Speaking at the event, HE Al Humaidi said: “Today we recognise the impressive collaboration that has taken place between the Ministry of Environment, the Emiri Air Force, the Coast Guard, Maersk Oil and the various researchers from the Qatar Whale Shark Research Project. This is an important project for the State of Qatar and is a great example of how industry, academia and the state authorities can effectively work together and achieve internationally recognised results. ”

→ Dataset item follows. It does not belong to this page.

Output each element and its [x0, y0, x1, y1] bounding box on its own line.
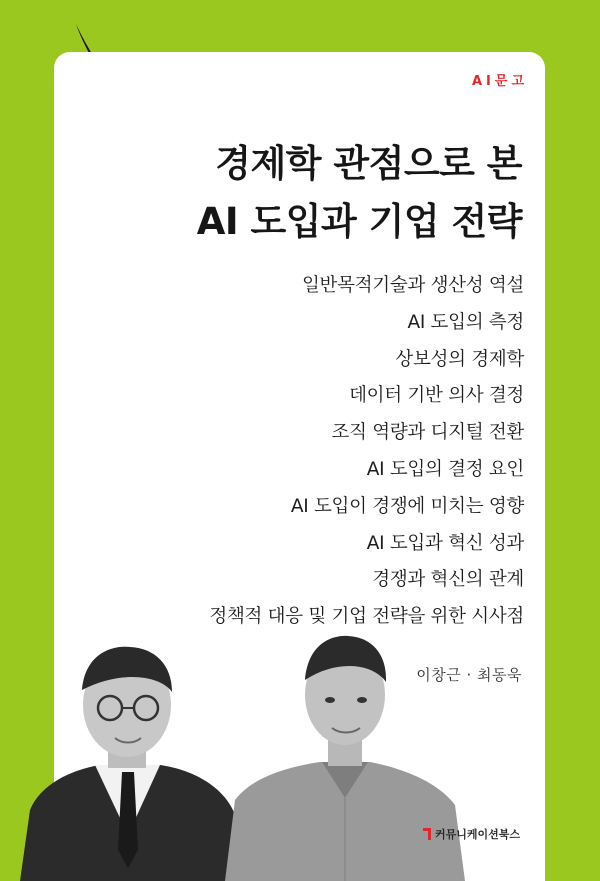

Sheikh Faisal Bin Fahad Al Thani, said: “The Qatar Whale Shark Research Project is the first joint initiative that Qatar’s Ministry of the Environment and Maersk Oil have embarked on as part of our collaboration agreement to research Qatar’s marine biodiversity. At Maersk Oil, our strategy has always been to ensure that Qatar gains the maximum possible benefit from the hydrocarbon resources it possesses and to operate in an environmentally responsible manner.”

Now in its third year, the Qatar Whale Shark Research Project has been able to build a good picture of when, why and how many whale sharks visit the Al Shaheen oilfield area off the north eastern coast of Qatar.  During the many expeditions this season the team managed to deploy satellite tags, acoustic receivers, acoustic tags, collect tissue samples and record identification photos of the sharks encountered. The project has now identified close to 400 individual sharks since 2011 and many of the sharks return to the Al Shaheen area every year.

While whale sharks have been studied for decades in other regions of the world the recently documented aggregation offshore Qatar has only been studied for two years. Furthermore, Al Shaheen is situated more than 80 kilometers from the nearest coast, which makes the reach work more challenging and the research achievement even more impressive.